Supreme Court Draws the Line: Contempt Courts Can't Rewrite History

In a sharply worded ruling, the Supreme Court of India has reminded lower courts that contempt jurisdiction is not a second bite at the apple. A bench of Justice Vikram Nath and Justice Sandeep Mehta set aside an Allahabad High Court order dismissing a contempt petition by retired bank employee Jalim Singh against the District Cooperative Bank Ltd., Jhansi (referred to as the respondent-Bank). The top court ordered payment of long-overdue gratuity with interest and slapped Rs 1 lakh in compensation on the bank for dragging the employee through "prolonged and unnecessary litigation."

This decision, delivered on March 17, 2026, in Jalim Singh v.
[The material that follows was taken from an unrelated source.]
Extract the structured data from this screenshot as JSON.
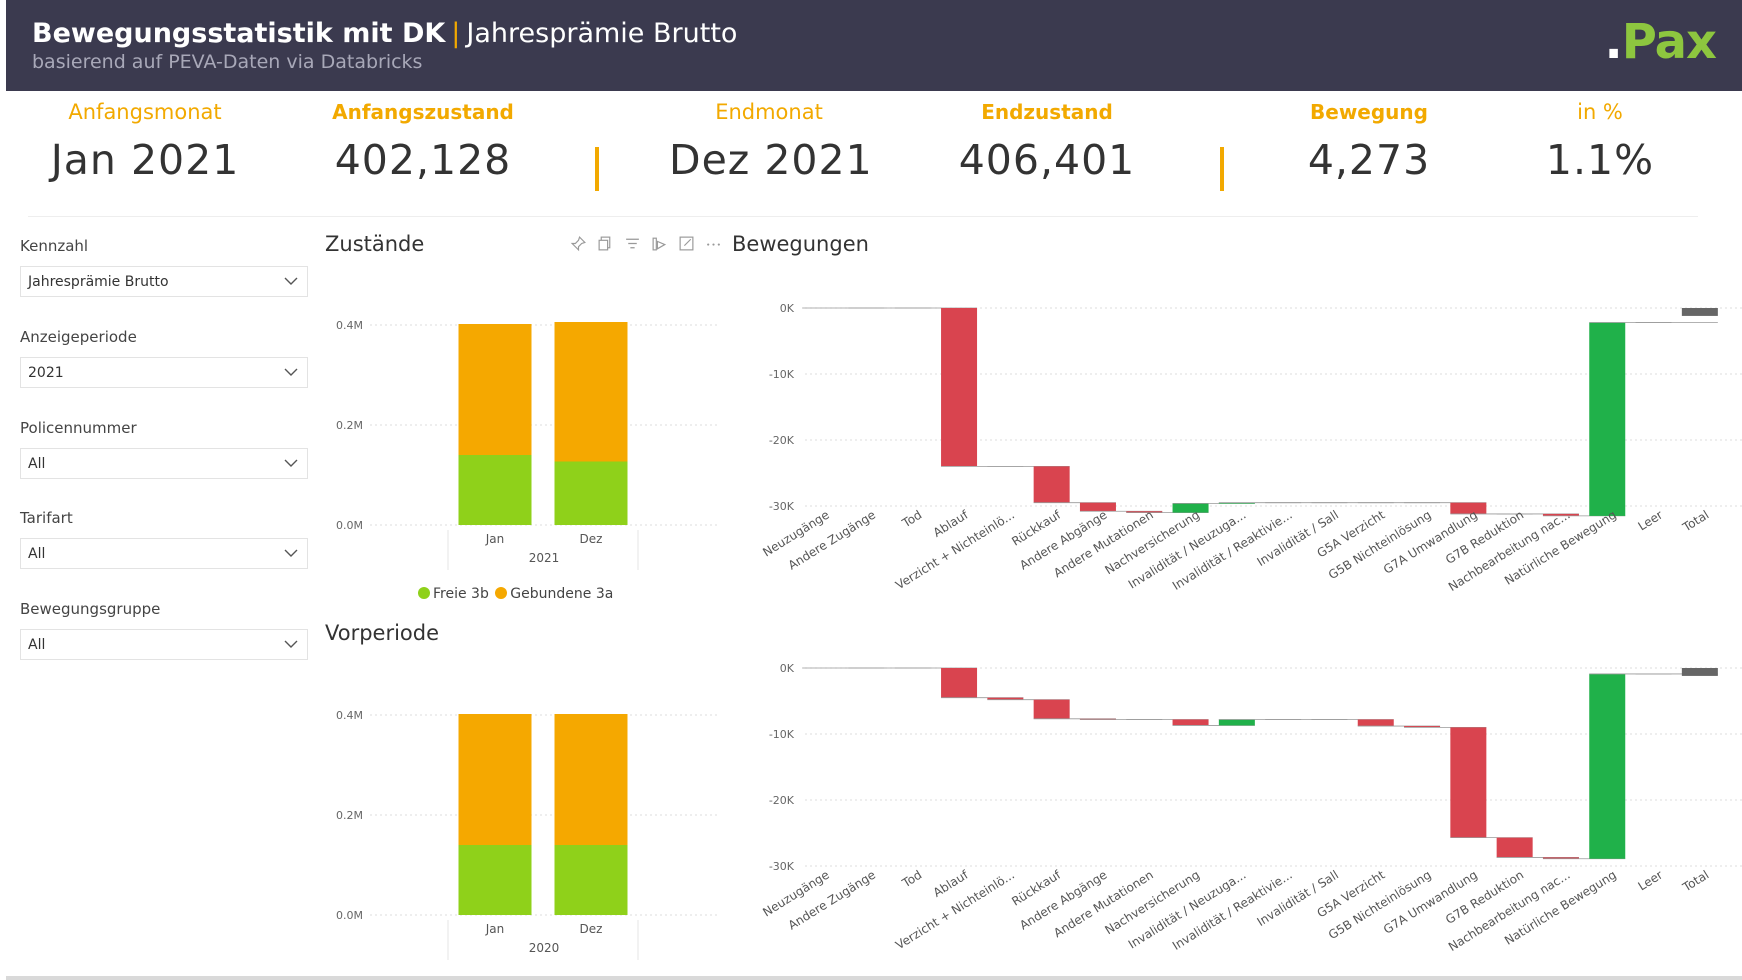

Nand Kishore & Ors. (Civil Appeal No. ___ of 2026 @ SLP(C) No. 20915 of 2024), reinforces that courts in contempt matters must stick to enforcing prior orders—no detours into re-litigating settled facts.

A Career on Hold: Suspension, Reinstatement, and Endless Battles

Jalim Singh joined the respondent-Bank as a Cooperative Supervisor in 1971 but was suspended in 1977. He fought back through courts, securing reinstatement in 1991 and, crucially, a 2006 Allahabad High Court judgment entitling him to full salary for the suspension period with revisions. That order survived Supreme Court scrutiny.

Retiring on October 31, 2009, Singh's troubles mounted as the bank withheld retiral benefits, claiming no substantive Class-III post existed for him and he lacked Intermediate qualifications. He filed contempt (No. 3594/2018), leading to a 2018 High Court nudge for fresh representations—repeatedly rejected by the bank.

In Writ Petition No. 18568/2018, a single judge in January 2019 quashed the bank's rejection and directed treating Singh as absorbed in a Class-III post from 1991. The bank's intra-court appeal was partly allowed on March 1, 2019: no Class-III equation due to qualifications, but clear orders for all arrears of salary, emoluments till retirement, and post-retiral benefits of the Cooperative Supervisor post —within one month. The bank dragged its feet again, prompting Contempt Application (Civil) No. 1975/2019, dismissed by the High Court on May 7, 2024.

Bank's Defiance vs. Employee's Persistence

Singh argued the March 2019 order was crystal clear and final, binding the bank to pay without quibbling over post existence or qualifications—issues already hashed out. Non-compliance was willful contempt, he urged.

The bank countered that Singh never held a regular Class-III post, lacked Intermediate credentials (mandatory under U.P. Co-operative Societies Employees Service Regulations, 1975, Reg. 27(5)), and no contributions were deducted for gratuity/insurance. Thus, no dues were owed, they claimed.

High Court Oversteps, Supreme Court Steps In

The Supreme Court zeroed in on the High Court's error: instead of checking compliance with the 2019 order, it re-examined absorption, regularization, and qualifications—flipping its own prior stance. As LiveLaw reported, this effectively "reversed its own earlier decision granting salary and retirement benefits."

Drawing from established principles, the bench held contempt courts are laser-focused: enforce directions, don't reopen concluded matters. The 2019 order had accepted Singh's long service (1971-2009) for benefits computation, attaining finality sans challenge.

Key Observations

"The jurisdiction in contempt proceedings is confined to examining compliance with the directions issued and does not extend to re-adjudication of issues which stand concluded." (Para 13)

"It was impermissible for the High Court, while exercising its contempt jurisdiction, to expand the scope of inquiry by re-examining issues relating to regularisation or absorption of the appellant in a Class-III post." (Para 13)

"The High Court, therefore, fell in error in entering into such questions, instead of enforcing its own directions requiring the respondent-Bank to pay the arrears of salary and emoluments due to the appellant up to the date of his retirement, together with all post-retiral dues and benefits attached to the post of Cooperative Supervisor or an equivalent post." (Para 14)

[From 2019 order, quoted in Para 7]: "the appellant shall pay to the respondent No. 1 his arrears of salary and other emoluments due to him till his retirement and all post-retirement dues/benefits of the post of Cooperative Supervisor or of a post equivalent to it... within a period of one month from today."

Justice Served—with Interest and a Warning

The Supreme Court allowed the appeal, set aside the May 2024 dismissal, and issued precise mandates:

  • Gratuity of ₹2,28,000 (due since 2009) with 8% interest from November 1, 2009; payable in two months, else 18% thereafter.
  • ₹1,00,000 compensation for the bank's litigious conduct, also within two months (18% interest on default).

Echoing the 2019 High Court's deprecation of the bank's "unnecessarily... prolonged litigation," this ruling signals zero tolerance for defiant employers. It safeguards employees' hard-won rights, ensuring courts police compliance strictly—potentially streamlining future service disputes and curbing contempt misuse.

For banks and employers, the message is unequivocal: obey or pay dearly.